Für die richtige Lösung erhalten Sie drei OP-Masken in NRW-Landesfarben.

Bleiben Sie gesund!

Angelika, die usw.
Angelika, die usw.
3 Jahre zuvor

"…Drücken wir die Daumen, dass zukünftige Katastrophen unmittelbar als das eingestuft werden, was sie sind. Eine Katastrophe ist nun einmal eine Katastrophe und kein Spielplatz für politische Eitelkeiten…" Genau!
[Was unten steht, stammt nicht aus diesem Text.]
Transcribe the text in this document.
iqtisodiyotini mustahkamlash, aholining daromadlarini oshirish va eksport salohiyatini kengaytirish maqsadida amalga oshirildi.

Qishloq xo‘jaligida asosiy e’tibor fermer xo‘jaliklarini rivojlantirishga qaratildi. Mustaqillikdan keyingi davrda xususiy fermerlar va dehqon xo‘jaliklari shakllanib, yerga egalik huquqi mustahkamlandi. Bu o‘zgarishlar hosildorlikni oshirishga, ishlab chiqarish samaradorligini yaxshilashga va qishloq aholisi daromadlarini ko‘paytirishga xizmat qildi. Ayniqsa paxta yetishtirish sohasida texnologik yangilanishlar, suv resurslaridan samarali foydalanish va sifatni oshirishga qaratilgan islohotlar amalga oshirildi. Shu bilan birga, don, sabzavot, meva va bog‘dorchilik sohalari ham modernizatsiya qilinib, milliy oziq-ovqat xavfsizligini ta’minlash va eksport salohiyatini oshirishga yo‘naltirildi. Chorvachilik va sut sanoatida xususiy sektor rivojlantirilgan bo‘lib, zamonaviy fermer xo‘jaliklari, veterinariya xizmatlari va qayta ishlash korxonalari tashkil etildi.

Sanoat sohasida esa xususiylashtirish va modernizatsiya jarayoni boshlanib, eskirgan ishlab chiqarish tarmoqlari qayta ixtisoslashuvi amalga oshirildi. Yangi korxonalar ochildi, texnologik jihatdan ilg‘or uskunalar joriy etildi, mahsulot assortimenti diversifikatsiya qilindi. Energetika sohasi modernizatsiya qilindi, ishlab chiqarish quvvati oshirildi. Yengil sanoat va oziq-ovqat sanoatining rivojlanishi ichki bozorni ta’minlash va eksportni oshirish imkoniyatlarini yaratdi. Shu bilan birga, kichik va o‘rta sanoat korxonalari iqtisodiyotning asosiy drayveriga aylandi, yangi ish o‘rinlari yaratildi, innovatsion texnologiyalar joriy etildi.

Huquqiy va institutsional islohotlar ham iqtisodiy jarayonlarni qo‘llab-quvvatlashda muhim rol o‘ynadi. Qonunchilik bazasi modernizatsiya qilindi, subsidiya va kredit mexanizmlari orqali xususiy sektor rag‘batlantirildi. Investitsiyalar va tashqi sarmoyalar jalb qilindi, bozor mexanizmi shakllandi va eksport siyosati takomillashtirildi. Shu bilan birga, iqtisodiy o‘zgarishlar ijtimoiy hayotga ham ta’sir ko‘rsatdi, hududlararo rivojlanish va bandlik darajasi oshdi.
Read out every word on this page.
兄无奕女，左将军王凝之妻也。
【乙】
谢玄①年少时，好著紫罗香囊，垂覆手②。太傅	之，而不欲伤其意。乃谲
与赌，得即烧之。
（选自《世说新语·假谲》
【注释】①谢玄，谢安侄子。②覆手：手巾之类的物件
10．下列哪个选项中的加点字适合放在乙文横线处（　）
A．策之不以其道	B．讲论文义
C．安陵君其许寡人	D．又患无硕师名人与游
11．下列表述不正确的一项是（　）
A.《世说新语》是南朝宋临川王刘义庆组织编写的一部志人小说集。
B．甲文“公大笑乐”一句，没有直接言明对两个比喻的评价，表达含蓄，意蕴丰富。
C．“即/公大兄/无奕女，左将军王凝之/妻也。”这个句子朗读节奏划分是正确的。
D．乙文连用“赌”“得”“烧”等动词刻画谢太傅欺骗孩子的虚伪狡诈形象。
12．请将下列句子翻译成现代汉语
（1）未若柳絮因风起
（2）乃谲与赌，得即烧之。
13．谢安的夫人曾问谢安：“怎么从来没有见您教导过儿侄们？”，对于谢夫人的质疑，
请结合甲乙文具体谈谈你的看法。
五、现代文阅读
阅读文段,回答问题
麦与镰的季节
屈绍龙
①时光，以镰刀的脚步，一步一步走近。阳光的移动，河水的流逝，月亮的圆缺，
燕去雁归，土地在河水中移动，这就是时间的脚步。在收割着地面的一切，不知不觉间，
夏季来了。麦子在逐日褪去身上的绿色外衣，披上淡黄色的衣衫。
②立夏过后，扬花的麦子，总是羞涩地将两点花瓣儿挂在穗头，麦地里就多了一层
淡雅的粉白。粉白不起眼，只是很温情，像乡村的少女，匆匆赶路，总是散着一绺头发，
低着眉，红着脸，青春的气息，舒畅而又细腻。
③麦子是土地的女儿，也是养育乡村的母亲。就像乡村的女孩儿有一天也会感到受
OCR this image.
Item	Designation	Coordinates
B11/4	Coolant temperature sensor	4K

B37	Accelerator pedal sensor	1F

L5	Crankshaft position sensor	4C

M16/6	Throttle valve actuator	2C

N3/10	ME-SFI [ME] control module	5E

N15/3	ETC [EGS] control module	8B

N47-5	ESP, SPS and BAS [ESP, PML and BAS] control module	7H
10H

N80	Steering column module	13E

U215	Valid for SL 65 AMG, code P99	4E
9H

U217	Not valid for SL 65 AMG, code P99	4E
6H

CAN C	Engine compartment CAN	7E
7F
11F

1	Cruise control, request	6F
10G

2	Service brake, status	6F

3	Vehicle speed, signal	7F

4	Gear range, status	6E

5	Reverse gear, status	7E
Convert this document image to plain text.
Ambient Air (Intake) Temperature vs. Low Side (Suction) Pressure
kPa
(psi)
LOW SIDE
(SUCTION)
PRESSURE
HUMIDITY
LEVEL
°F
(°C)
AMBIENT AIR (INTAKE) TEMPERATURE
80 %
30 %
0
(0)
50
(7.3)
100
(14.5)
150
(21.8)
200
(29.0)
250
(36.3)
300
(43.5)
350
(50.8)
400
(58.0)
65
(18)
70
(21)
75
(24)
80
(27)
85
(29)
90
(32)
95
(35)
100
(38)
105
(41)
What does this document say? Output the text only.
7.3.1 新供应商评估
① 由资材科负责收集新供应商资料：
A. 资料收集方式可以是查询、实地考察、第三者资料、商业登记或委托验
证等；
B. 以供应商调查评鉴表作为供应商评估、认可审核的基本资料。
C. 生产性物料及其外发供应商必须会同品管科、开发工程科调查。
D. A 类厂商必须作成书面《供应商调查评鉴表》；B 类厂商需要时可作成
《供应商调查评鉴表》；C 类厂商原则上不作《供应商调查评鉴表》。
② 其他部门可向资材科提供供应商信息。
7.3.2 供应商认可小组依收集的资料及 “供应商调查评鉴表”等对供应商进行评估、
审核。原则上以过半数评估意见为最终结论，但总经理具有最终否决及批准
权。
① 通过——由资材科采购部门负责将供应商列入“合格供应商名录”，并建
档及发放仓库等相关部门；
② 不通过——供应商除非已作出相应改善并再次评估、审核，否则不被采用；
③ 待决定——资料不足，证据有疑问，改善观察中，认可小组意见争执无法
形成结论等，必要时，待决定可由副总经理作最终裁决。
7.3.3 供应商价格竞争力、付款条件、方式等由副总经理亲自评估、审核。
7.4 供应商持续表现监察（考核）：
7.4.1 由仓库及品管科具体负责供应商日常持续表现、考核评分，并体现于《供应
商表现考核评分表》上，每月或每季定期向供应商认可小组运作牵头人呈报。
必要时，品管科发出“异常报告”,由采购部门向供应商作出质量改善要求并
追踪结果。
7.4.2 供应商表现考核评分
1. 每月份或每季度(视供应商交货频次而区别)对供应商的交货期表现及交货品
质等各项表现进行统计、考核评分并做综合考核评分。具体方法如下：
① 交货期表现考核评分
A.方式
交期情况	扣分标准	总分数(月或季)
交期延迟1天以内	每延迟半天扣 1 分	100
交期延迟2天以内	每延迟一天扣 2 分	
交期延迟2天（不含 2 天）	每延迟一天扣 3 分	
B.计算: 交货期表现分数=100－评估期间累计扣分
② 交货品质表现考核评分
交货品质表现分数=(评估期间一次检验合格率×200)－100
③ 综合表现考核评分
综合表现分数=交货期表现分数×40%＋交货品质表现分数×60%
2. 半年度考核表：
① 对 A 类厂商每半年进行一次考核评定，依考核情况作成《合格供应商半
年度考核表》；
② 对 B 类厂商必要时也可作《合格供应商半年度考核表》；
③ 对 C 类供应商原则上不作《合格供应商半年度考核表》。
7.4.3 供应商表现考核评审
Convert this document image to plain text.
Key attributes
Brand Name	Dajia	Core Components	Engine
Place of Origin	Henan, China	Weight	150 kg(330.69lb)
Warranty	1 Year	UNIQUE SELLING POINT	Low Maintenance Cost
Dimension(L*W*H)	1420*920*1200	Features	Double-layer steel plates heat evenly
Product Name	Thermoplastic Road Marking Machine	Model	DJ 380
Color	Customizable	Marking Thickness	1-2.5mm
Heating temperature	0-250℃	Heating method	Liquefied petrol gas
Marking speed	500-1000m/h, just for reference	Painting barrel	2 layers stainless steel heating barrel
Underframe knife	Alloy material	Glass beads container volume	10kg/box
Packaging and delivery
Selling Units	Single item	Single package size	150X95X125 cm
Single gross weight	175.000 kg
"…Bitte bleiben Sie gesund…"
Danke, gleichfalls!

Enno
Enno
3 Jahre zuvor

So lange wir Sauerstoffanlagen ins Ausland schicken können, wird die Lage in Deutschland nicht so schlimm sein, alles andere wäre ja Wahnsinn:

https://www.br.de/nachrichten/deutschland-welt/corona-epizentrum-indien-deutschland-sagt-hilfe-zu,SVcMwzA

Deutschland will Sauerstoffanlagen liefern

Eine Sprecherin des Bundesverteidigungsministeriums sagte, aktuell würden die Möglichkeiten zur Abgabe einer mobilen Sauerstoff-Herstellungsanlage sowie Möglichkeiten zur Transportunterstützung für weitere Hilfsgüter geprüft. Die Regierung in Neu-Delhi hatte bereits am Freitag mitgeteilt, dass eine Lieferung von 23 Anlagen zur Aufbereitung von Sauerstoff aus Deutschland geplant sei.